Need a system for handing one’s keys around that protects end users from the horrifying sight of actual keys or actual strong hashes of keys.
But at the same time the system has to not say, "I can’t deliver your message to that person because an invisible gnotzaframmit that I won’t describe to you seems to be unavailable to me in the flabogrommit."
It seems like the clever bit of CT is the insight that some actions, like a CA signing a cert, are intended to be public, and so should be forced (via clever crypto) to take place in public. This makes me wonder what other crypto actions should also take place in public, in a way that doesn’t permit hiding them from the world.
Revocation
Software releases
Mapping of email address to public key
Delegation of DNSSEC keys
Of course, globally visible events need to take place at a globally visible time. The most widely available time is GPS time (which is 19 seconds off the commonly used time), and which is available from the seldom connected pps line.
At present, unfortunately, anyone who wants gps time has to do his own soldering and hack his own software. There is a pre soldered device available, but it is hard to get.
Imagine skype as originally designed, (central authority maps public and private keys to user names) plus a key continuity feature, plus the seldom used option of doing a zero knowledge shared passphrase to detect man in the middle.
The possibility that the zero knowledge check could be used would deter powerful adversaries, even if seldom used in practice. The more powerful, the greater the deterrent effect.
It is not totally end to end, central authority can listen in, but the check would limit the amount of listening.
It can be made completely end to end for strong passwords. Assume login is by zero knowledge password protocol, which means that the central authority does not know the end user’s password, for strong passwords.
The secret key is generated from the strong secret supplied by central authority, plus the password.
When you change your password, you generate a certificate mapping your new public key to your old public key, which certificate makes other people’s key continuity check happy.
If key continuity fails, people get a warning, but they don’t have to click it away, for that just trains people to click it away. They can just continue right on and not pay attention to it.
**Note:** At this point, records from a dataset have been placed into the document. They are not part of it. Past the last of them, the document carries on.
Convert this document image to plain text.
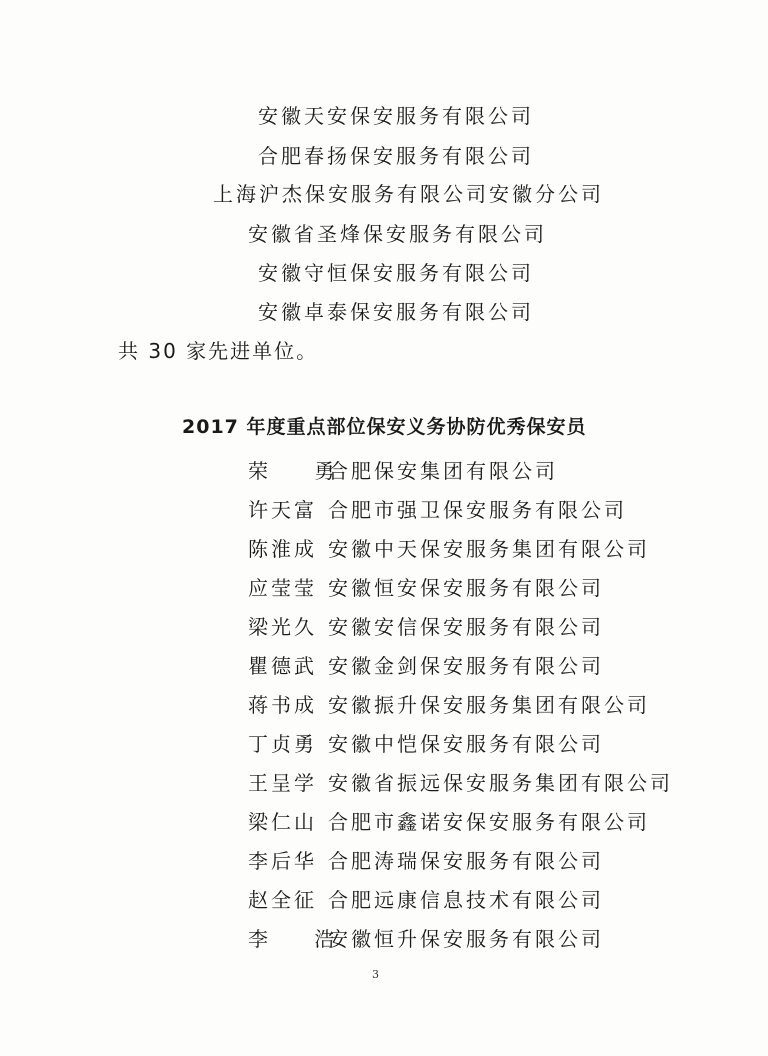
安徽天安保安服务有限公司
合肥春扬保安服务有限公司
上海沪杰保安服务有限公司安徽分公司
安徽省圣烽保安服务有限公司
安徽守恒保安服务有限公司
安徽卓泰保安服务有限公司
共 30 家先进单位。
2017 年度重点部位保安义务协防优秀保安员
荣 勇
合肥保安集团有限公司
许天富 合肥市强卫保安服务有限公司
陈淮成 安徽中天保安服务集团有限公司
应莹莹 安徽恒安保安服务有限公司
梁光久 安徽安信保安服务有限公司
瞿德武 安徽金剑保安服务有限公司
蒋书成 安徽振升保安服务集团有限公司
丁贞勇 安徽中恺保安服务有限公司
王呈学 安徽省振远保安服务集团有限公司
梁仁山 合肥市鑫诺安保安服务有限公司
李后华 合肥涛瑞保安服务有限公司
赵全征 合肥远康信息技术有限公司
李 浩
安徽恒升保安服务有限公司
3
Or they could use the zero knowledge shared passphrase procedure to detect man in the middle.
So, if non paranoid, and using easy passwords, works like skype used to work. No interception except by central authority, and central authority cannot intercept everyone, or even large numbers of people.
If paranoid and using strong passwords, provides OTR like end to end capability.
Key management is an unsolved problem. In my biased opinion the
best
solution was my Crypto Kong, which received limited takeup.
So, in conclusion, don’t make people manage keys, though that should be an
option for the seriously paranoid.
Instead, autogenerate the keys with zero knowledge passphrase logon.
If he uses a password weak enough to fall to an offline dictionary attack,
this is equivalent to the old skype system, where central authority
manages his keys and he has password logon. If he uses a stronger
password, equivalent to a salted strong passphrase system.